Comissão da Câmara aprova Plano Nacional de Segurança de Fronteiras com 30% do Fundo Nacional de Segurança Pública
A Comissão de Relações Exteriores e de Defesa Nacional da Câmara dos Deputados deu um passo importante para o fortalecimento da segurança nas divisas do país. Foi aprovado um projeto de lei que institui o Plano Nacional de Segurança de Fronteiras (PNSF), destinando uma parcela significativa de recursos para essa finalidade.
O plano prevê que 30% dos recursos do Fundo Nacional de Segurança Pública (FNSP) sejam aplicados no reforço da fiscalização e no combate a atividades criminosas como o narcoviolento e o contrabando na extensa faixa de fronteira brasileira. A medida busca dar mais robustez e continuidade às ações de proteção.

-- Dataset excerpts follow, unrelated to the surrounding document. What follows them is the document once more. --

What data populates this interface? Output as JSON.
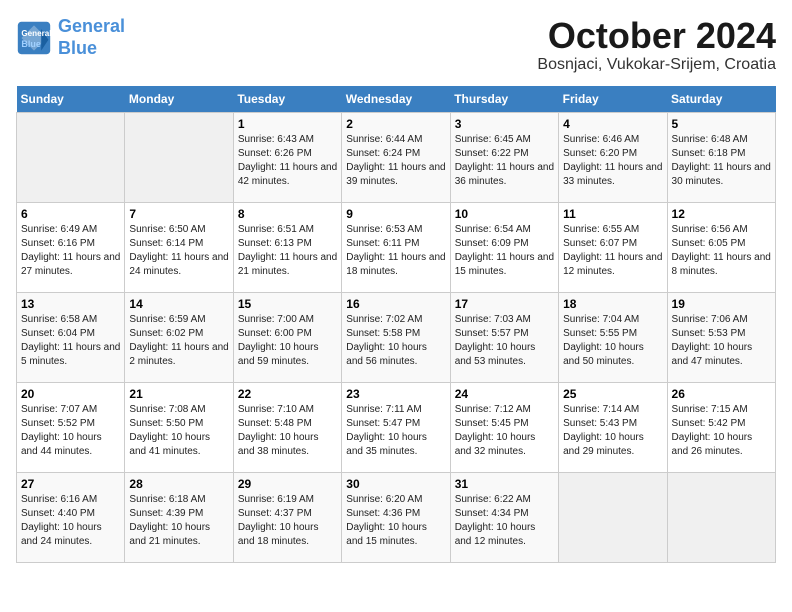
{
  "app": {
    "name_line1": "General",
    "name_line2": "Blue"
  },
  "calendar": {
    "month": "October 2024",
    "location": "Bosnjaci, Vukokar-Srijem, Croatia",
    "days_of_week": [
      "Sunday",
      "Monday",
      "Tuesday",
      "Wednesday",
      "Thursday",
      "Friday",
      "Saturday"
    ],
    "weeks": [
      [
        {
          "day": "",
          "empty": true
        },
        {
          "day": "",
          "empty": true
        },
        {
          "day": "1",
          "sunrise": "6:43 AM",
          "sunset": "6:26 PM",
          "daylight": "11 hours and 42 minutes."
        },
        {
          "day": "2",
          "sunrise": "6:44 AM",
          "sunset": "6:24 PM",
          "daylight": "11 hours and 39 minutes."
        },
        {
          "day": "3",
          "sunrise": "6:45 AM",
          "sunset": "6:22 PM",
          "daylight": "11 hours and 36 minutes."
        },
        {
          "day": "4",
          "sunrise": "6:46 AM",
          "sunset": "6:20 PM",
          "daylight": "11 hours and 33 minutes."
        },
        {
          "day": "5",
          "sunrise": "6:48 AM",
          "sunset": "6:18 PM",
          "daylight": "11 hours and 30 minutes."
        }
      ],
      [
        {
          "day": "6",
          "sunrise": "6:49 AM",
          "sunset": "6:16 PM",
          "daylight": "11 hours and 27 minutes."
        },
        {
          "day": "7",
          "sunrise": "6:50 AM",
          "sunset": "6:14 PM",
          "daylight": "11 hours and 24 minutes."
        },
        {
          "day": "8",
          "sunrise": "6:51 AM",
          "sunset": "6:13 PM",
          "daylight": "11 hours and 21 minutes."
        },
        {
          "day": "9",
          "sunrise": "6:53 AM",
          "sunset": "6:11 PM",
          "daylight": "11 hours and 18 minutes."
        },
        {
          "day": "10",
          "sunrise": "6:54 AM",
          "sunset": "6:09 PM",
          "daylight": "11 hours and 15 minutes."
        },
        {
          "day": "11",
          "sunrise": "6:55 AM",
          "sunset": "6:07 PM",
          "daylight": "11 hours and 12 minutes."
        },
        {
          "day": "12",
          "sunrise": "6:56 AM",
          "sunset": "6:05 PM",
          "daylight": "11 hours and 8 minutes."
        }
      ],
      [
        {
          "day": "13",
          "sunrise": "6:58 AM",
          "sunset": "6:04 PM",
          "daylight": "11 hours and 5 minutes."
        },
        {
          "day": "14",
          "sunrise": "6:59 AM",
          "sunset": "6:02 PM",
          "daylight": "11 hours and 2 minutes."
        },
        {
          "day": "15",
          "sunrise": "7:00 AM",
          "sunset": "6:00 PM",
          "daylight": "10 hours and 59 minutes."
        },
        {
          "day": "16",
          "sunrise": "7:02 AM",
          "sunset": "5:58 PM",
          "daylight": "10 hours and 56 minutes."
        },
        {
          "day": "17",
          "sunrise": "7:03 AM",
          "sunset": "5:57 PM",
          "daylight": "10 hours and 53 minutes."
        },
        {
          "day": "18",
          "sunrise": "7:04 AM",
          "sunset": "5:55 PM",
          "daylight": "10 hours and 50 minutes."
        },
        {
          "day": "19",
          "sunrise": "7:06 AM",
          "sunset": "5:53 PM",
          "daylight": "10 hours and 47 minutes."
        }
      ],
      [
        {
          "day": "20",
          "sunrise": "7:07 AM",
          "sunset": "5:52 PM",
          "daylight": "10 hours and 44 minutes."
        },
        {
          "day": "21",
          "sunrise": "7:08 AM",
          "sunset": "5:50 PM",
          "daylight": "10 hours and 41 minutes."
        },
        {
          "day": "22",
          "sunrise": "7:10 AM",
          "sunset": "5:48 PM",
          "daylight": "10 hours and 38 minutes."
        },
        {
          "day": "23",
          "sunrise": "7:11 AM",
          "sunset": "5:47 PM",
          "daylight": "10 hours and 35 minutes."
        },
        {
          "day": "24",
          "sunrise": "7:12 AM",
          "sunset": "5:45 PM",
          "daylight": "10 hours and 32 minutes."
        },
        {
          "day": "25",
          "sunrise": "7:14 AM",
          "sunset": "5:43 PM",
          "daylight": "10 hours and 29 minutes."
        },
        {
          "day": "26",
          "sunrise": "7:15 AM",
          "sunset": "5:42 PM",
          "daylight": "10 hours and 26 minutes."
        }
      ],
      [
        {
          "day": "27",
          "sunrise": "6:16 AM",
          "sunset": "4:40 PM",
          "daylight": "10 hours and 24 minutes."
        },
        {
          "day": "28",
          "sunrise": "6:18 AM",
          "sunset": "4:39 PM",
          "daylight": "10 hours and 21 minutes."
        },
        {
          "day": "29",
          "sunrise": "6:19 AM",
          "sunset": "4:37 PM",
          "daylight": "10 hours and 18 minutes."
        },
        {
          "day": "30",
          "sunrise": "6:20 AM",
          "sunset": "4:36 PM",
          "daylight": "10 hours and 15 minutes."
        },
        {
          "day": "31",
          "sunrise": "6:22 AM",
          "sunset": "4:34 PM",
          "daylight": "10 hours and 12 minutes."
        },
        {
          "day": "",
          "empty": true
        },
        {
          "day": "",
          "empty": true
        }
      ]
    ],
    "labels": {
      "sunrise": "Sunrise:",
      "sunset": "Sunset:",
      "daylight": "Daylight:"
    }
  }
}
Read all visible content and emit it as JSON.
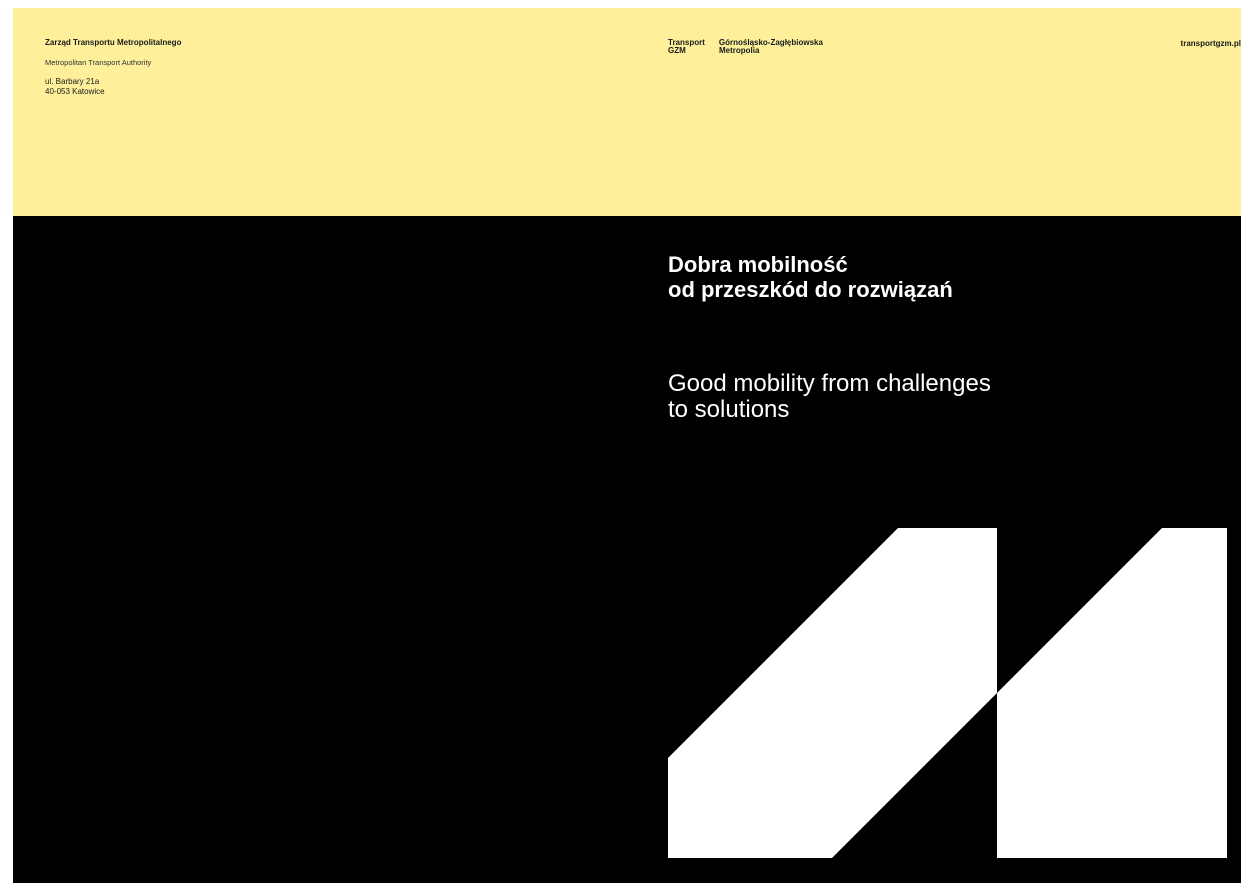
{
  "colors": {
    "top_band": "#fef09a",
    "bottom_band": "#000000",
    "logo": "#ffffff"
  },
  "header": {
    "org_name": "Zarząd Transportu Metropolitalnego",
    "org_name_en": "Metropolitan Transport Authority",
    "address_line1": "ul. Barbary 21a",
    "address_line2": "40-053 Katowice",
    "brand_col1_line1": "Transport",
    "brand_col1_line2": "GZM",
    "brand_col2_line1": "Górnośląsko-Zagłębiowska",
    "brand_col2_line2": "Metropolia",
    "website": "transportgzm.pl"
  },
  "main": {
    "title_pl_line1": "Dobra mobilność",
    "title_pl_line2": "od przeszkód do rozwiązań",
    "title_en_line1": "Good mobility from challenges",
    "title_en_line2": "to solutions"
  },
  "logo": {
    "icon": "gzm-metropolis-logo-icon"
  }
}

A proposta aprovada é um substitutivo do relator, deputado José Rocha (União-BA), que ampliou o escopo da ideia original, apresentada pelo deputado Marcos Pollon (PL-MS). Com a mudança, o projeto agora inclui o Ministério da Agricultura e Pecuária como um dos órgãos gestores do plano, essencial para resguardar o agronegócio contra a entrada de produtos ilegais e pragas, conforme informações divulgadas pela Câmara dos Deputados.
Atuação Integrada e Fortalecimento Institucional
Um dos pilares do Plano Nacional de Segurança de Fronteiras é a atuação integrada entre as diferentes esferas de governo. A proposta estabelece a colaboração entre órgãos federais, estaduais e municipais para otimizar as ações de vigilância e combate ao crime.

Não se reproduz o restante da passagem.